The windows are low enough for the forward-facing kids to look out and watch the world go by (something I rate very highly for keeping them entertained and not screaming), and the big sunroof (a $1950 option) was another winner. It helps keep an otherwise dark cabin airy when the cover is opened, and can also entertain the kids with the glass peeled back.
The air vents in the second row are a welcome addition for a family car, as always. And considering the glass roof, and black and dark grey colour palette of our Night Eagle, sunny days saw the air-conditioning working hard to cool down the cabin. But, it did a good job. At least the sunroof has a proper cover to keep out the sun’s rays and associated heat.
Power outlets are reasonably well accounted for: one USB, one 12V and an auxiliary audio socket up front, plus a USB point at the back. There is also a 220V outlet in the second row, although I noted that it dropped out frequently when charging my few-years-old Macbook Pro.
Another important thing to note with this Compass is that the interior, presenting nicely with its interesting materials, survived the family assault quite well. After barrages of sand, tiny teddies and half-sucked lollipops, a bit of time with the vacuum cleaner and some baby wipes restored the interior back to looking good.

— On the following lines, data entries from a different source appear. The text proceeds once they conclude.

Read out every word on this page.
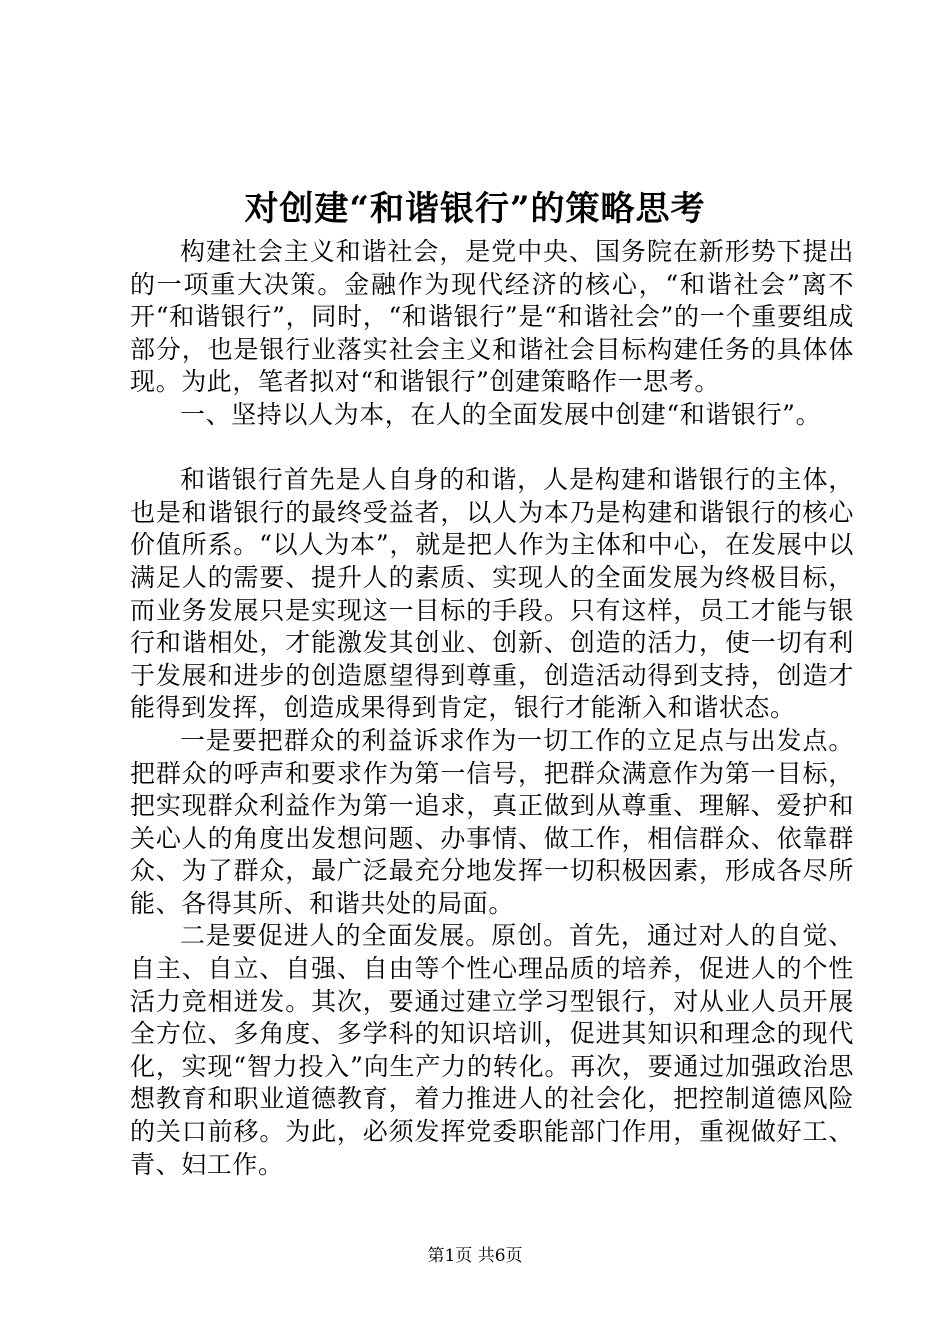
对创建“和谐银行”的策略思考

构建社会主义和谐社会，是党中央、国务院在新形势下提出的一项重大决策。金融作为现代经济的核心，“和谐社会”离不开“和谐银行”，同时，“和谐银行”是“和谐社会”的一个重要组成部分，也是银行业落实社会主义和谐社会目标构建任务的具体体现。为此，笔者拟对“和谐银行”创建策略作一思考。

一、坚持以人为本，在人的全面发展中创建“和谐银行”。

和谐银行首先是人自身的和谐，人是构建和谐银行的主体，也是和谐银行的最终受益者，以人为本乃是构建和谐银行的核心价值所系。“以人为本”，就是把人作为主体和中心，在发展中以满足人的需要、提升人的素质、实现人的全面发展为终极目标，而业务发展只是实现这一目标的手段。只有这样，员工才能与银行和谐相处，才能激发其创业、创新、创造的活力，使一切有利于发展和进步的创造愿望得到尊重，创造活动得到支持，创造才能得到发挥，创造成果得到肯定，银行才能渐入和谐状态。

一是要把群众的利益诉求作为一切工作的立足点与出发点。把群众的呼声和要求作为第一信号，把群众满意作为第一目标，把实现群众利益作为第一追求，真正做到从尊重、理解、爱护和关心人的角度出发想问题、办事情、做工作，相信群众、依靠群众、为了群众，最广泛最充分地发挥一切积极因素，形成各尽所能、各得其所、和谐共处的局面。

二是要促进人的全面发展。原创。首先，通过对人的自觉、自主、自立、自强、自由等个性心理品质的培养，促进人的个性活力竞相迸发。其次，要通过建立学习型银行，对从业人员开展全方位、多角度、多学科的知识培训，促进其知识和理念的现代化，实现“智力投入”向生产力的转化。再次，要通过加强政治思想教育和职业道德教育，着力推进人的社会化，把控制道德风险的关口前移。为此，必须发挥党委职能部门作用，重视做好工、青、妇工作。

第1页 共6页
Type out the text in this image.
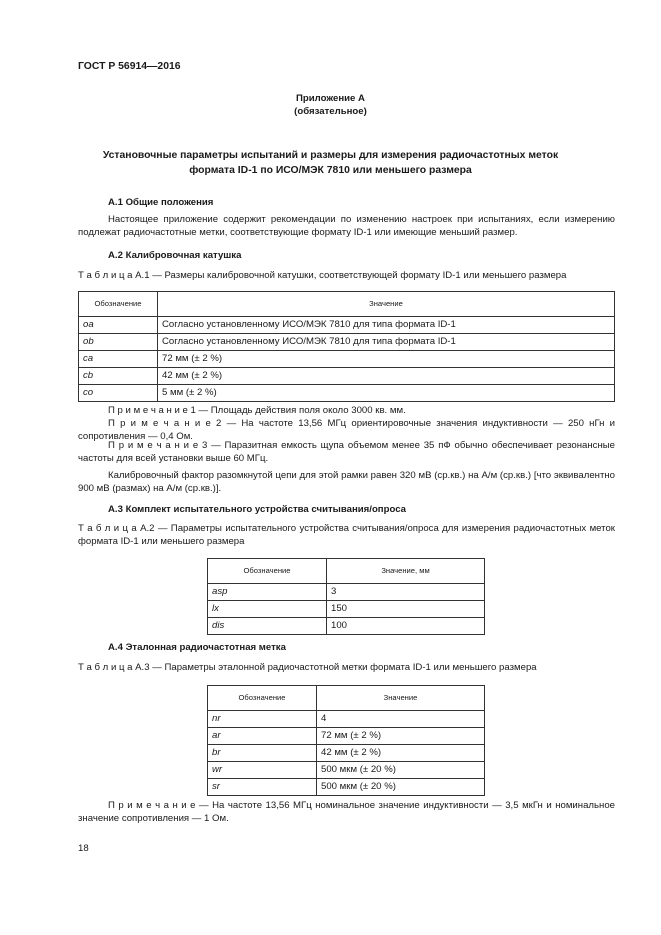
ГОСТ Р 56914—2016
Приложение А
(обязательное)
Установочные параметры испытаний и размеры для измерения радиочастотных меток
формата ID-1 по ИСО/МЭК 7810 или меньшего размера
А.1 Общие положения
Настоящее приложение содержит рекомендации по изменению настроек при испытаниях, если измерению подлежат радиочастотные метки, соответствующие формату ID-1 или имеющие меньший размер.
А.2 Калибровочная катушка
Т а б л и ц а А.1 — Размеры калибровочной катушки, соответствующей формату ID-1 или меньшего размера
Обозначение	Значение
oa	Согласно установленному ИСО/МЭК 7810 для типа формата ID-1
ob	Согласно установленному ИСО/МЭК 7810 для типа формата ID-1
ca	72 мм (± 2 %)
cb	42 мм (± 2 %)
co	5 мм (± 2 %)
П р и м е ч а н и е 1 — Площадь действия поля около 3000 кв. мм.
П р и м е ч а н и е 2 — На частоте 13,56 МГц ориентировочные значения индуктивности — 250 нГн и сопротивления — 0,4 Ом.
П р и м е ч а н и е 3 — Паразитная емкость щупа объемом менее 35 пФ обычно обеспечивает резонансные частоты для всей установки выше 60 МГц.
Калибровочный фактор разомкнутой цепи для этой рамки равен 320 мВ (ср.кв.) на А/м (ср.кв.) [что эквивалентно 900 мВ (размах) на А/м (ср.кв.)].
А.3 Комплект испытательного устройства считывания/опроса
Т а б л и ц а А.2 — Параметры испытательного устройства считывания/опроса для измерения радиочастотных меток формата ID-1 или меньшего размера
Обозначение	Значение, мм
asp	3
lx	150
dis	100
А.4 Эталонная радиочастотная метка
Т а б л и ц а А.3 — Параметры эталонной радиочастотной метки формата ID-1 или меньшего размера
Обозначение	Значение
nr	4
ar	72 мм (± 2 %)
br	42 мм (± 2 %)
wr	500 мкм (± 20 %)
sr	500 мкм (± 20 %)
П р и м е ч а н и е — На частоте 13,56 МГц номинальное значение индуктивности — 3,5 мкГн и номинальное значение сопротивления — 1 Ом.
18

Up front, don’t forget about the hidden storage underneath the passenger seat. It’s handy, and an impressive unique feature for this Compass. However, I have to say that I haven’t used it yet.
While I wouldn’t necessarily recommend a Compass for a family with longer-limbed teenage kids, it worked well for our young family and performed better than I expected. There’s enough room inside to get the job done, and while the 2.4-litre powertrain does feel a little stressed at times under load (and getting a little thirsty), it also does the job well enough.
And, of course, don't forget about the so-called Easter eggs scattered throughout the Compass. Keep an eye out for the grand-daddy Willys on the front windscreen, and a Loch Ness Monster at the other end. There are plenty more, but I won't give away the rest of them just yet.